Today marks 20 years since Waikato-Tainui signed the first major settlement of historical land confiscation (raupatu) with the Crown.
Signed by then-Prime Minister Jim Bolger and the late Maori Queen Dame Te Atairangikaahu, Waikato-Tainui's confiscation claims were settled with a package worth $170 million, in a mixture of cash and Crown-owned land.
That package is now worth over $1 billion and the iwi is an economic powerhouse in the region.
The land wars of the 1860s had a profound effect on Waikato-Tainui, with the confiscation of 1.2 million hectares, including the Waikato River, resulting in widespread economic and social deprivation.
The deed of settlement was signed at Turangawaewae Marae on 22 May 1995 and personally signed into law by Queen Elizabeth II in Wellington later that year.
Speaking at the deed signing, the Jim Bolger described it as a momentous occasion.
"In an act of reconcilliation bringing together the people of New Zealand, but in particular the people of Waikato-Tainui, and the Crown to make recompense for the wrongs, and to apologise for the wrongs of those many many years ago."
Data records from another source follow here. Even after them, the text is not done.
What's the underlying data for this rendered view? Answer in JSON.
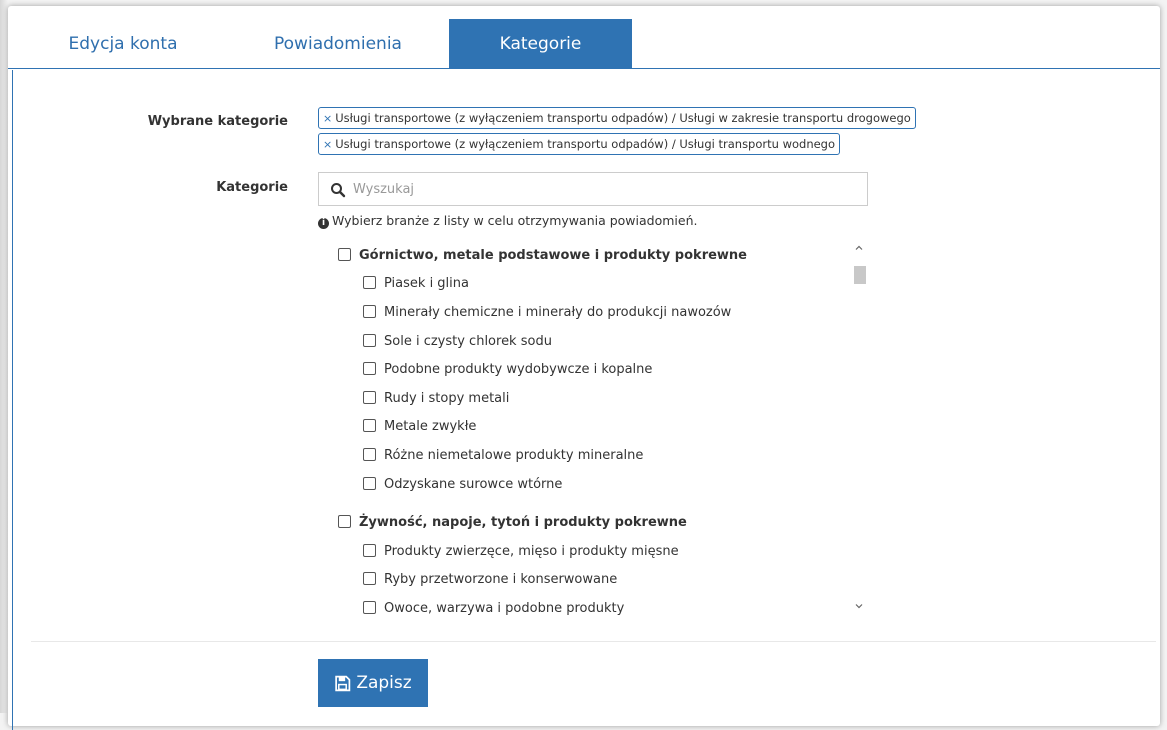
{
  "tabs": [
    {
      "label": "Edycja konta",
      "active": false
    },
    {
      "label": "Powiadomienia",
      "active": false
    },
    {
      "label": "Kategorie",
      "active": true
    }
  ],
  "selected": {
    "label": "Wybrane kategorie",
    "remove_glyph": "×",
    "chips": [
      "Usługi transportowe (z wyłączeniem transportu odpadów) / Usługi w zakresie transportu drogowego",
      "Usługi transportowe (z wyłączeniem transportu odpadów) / Usługi transportu wodnego"
    ]
  },
  "categories": {
    "label": "Kategorie",
    "search_placeholder": "Wyszukaj",
    "hint": "Wybierz branże z listy w celu otrzymywania powiadomień.",
    "info_glyph": "i",
    "groups": [
      {
        "name": "Górnictwo, metale podstawowe i produkty pokrewne",
        "checked": false,
        "items": [
          {
            "name": "Piasek i glina",
            "checked": false
          },
          {
            "name": "Minerały chemiczne i minerały do produkcji nawozów",
            "checked": false
          },
          {
            "name": "Sole i czysty chlorek sodu",
            "checked": false
          },
          {
            "name": "Podobne produkty wydobywcze i kopalne",
            "checked": false
          },
          {
            "name": "Rudy i stopy metali",
            "checked": false
          },
          {
            "name": "Metale zwykłe",
            "checked": false
          },
          {
            "name": "Różne niemetalowe produkty mineralne",
            "checked": false
          },
          {
            "name": "Odzyskane surowce wtórne",
            "checked": false
          }
        ]
      },
      {
        "name": "Żywność, napoje, tytoń i produkty pokrewne",
        "checked": false,
        "items": [
          {
            "name": "Produkty zwierzęce, mięso i produkty mięsne",
            "checked": false
          },
          {
            "name": "Ryby przetworzone i konserwowane",
            "checked": false
          },
          {
            "name": "Owoce, warzywa i podobne produkty",
            "checked": false
          }
        ]
      }
    ]
  },
  "save_button": {
    "label": "Zapisz",
    "icon": "save-icon"
  },
  "colors": {
    "accent": "#2f73b3",
    "text": "#333333",
    "muted": "#999999"
  }
}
Waikato-Tainui executive Te Arataura chairman Rahui Papa remembered the signing very clearly.
"I still remember the faces of the people at Turangawaewae on the signing day, on the 22nd of May 1995 when the Crown came in and it was an historic moment.
"You had the people for and against and you had the old people and the tears streaming down their faces.
"It was truly an end to the suffering that their grandparents had suffered in the 1860s."
Mr Papa believed a number of the aspirations of the tribe had been met over the last 20 years.
"There are some that were set in 1995 that will not be achieved in this generation nor the next generation but we are chipping away at those.
"Some of them, like the repatriation of some of our tribally significant sites, some of the prosperity for the whanau member. Those are long term ongoing projects that we are engaging with and chipping away at."
Sir Henry van der Hayden is the Chair of Tainui Group Holdings, the iwi's commercial arm.
The company, through land developments and business investments, has established a billion-dollar platform of assets for Waikato-Tainui.
After a rocky start with poor investment advice, the iwi established the company, and its fortunes have never looked back.
Sir Henry said the company's strategy had been simple.
"It's probably been a really tight focus on business and business discipline. A lot of the settlement was land, so it is actually turning that land into real value."
The separation of the commercial arm from the rest of the iwi had worked well and was a model for other iwi, he said.
"Our role in that has been the inter-generational investor and creating value, and then you have got the social arm, that is a lot more responsible for the social development of the tribe, right from culture, education, the environment and those sorts of things."
Waikato University Professor of Finance Stuart Locke said the company's strategy of long term investments and slower gains had paid off.
"Building a strong asset base and, the most recent example, the inland port project (in Hamilton) shows really quite long-term aspirations, and that to me is a very important thing for the development of Waikato."
Mr Papa said an example of how the tribe had benefited was the number of iwi-supported students who have qualified with PhDs, going from one before 1995 to 48 today.
The iwi will commemorate the anniversary today at Turangawaewae.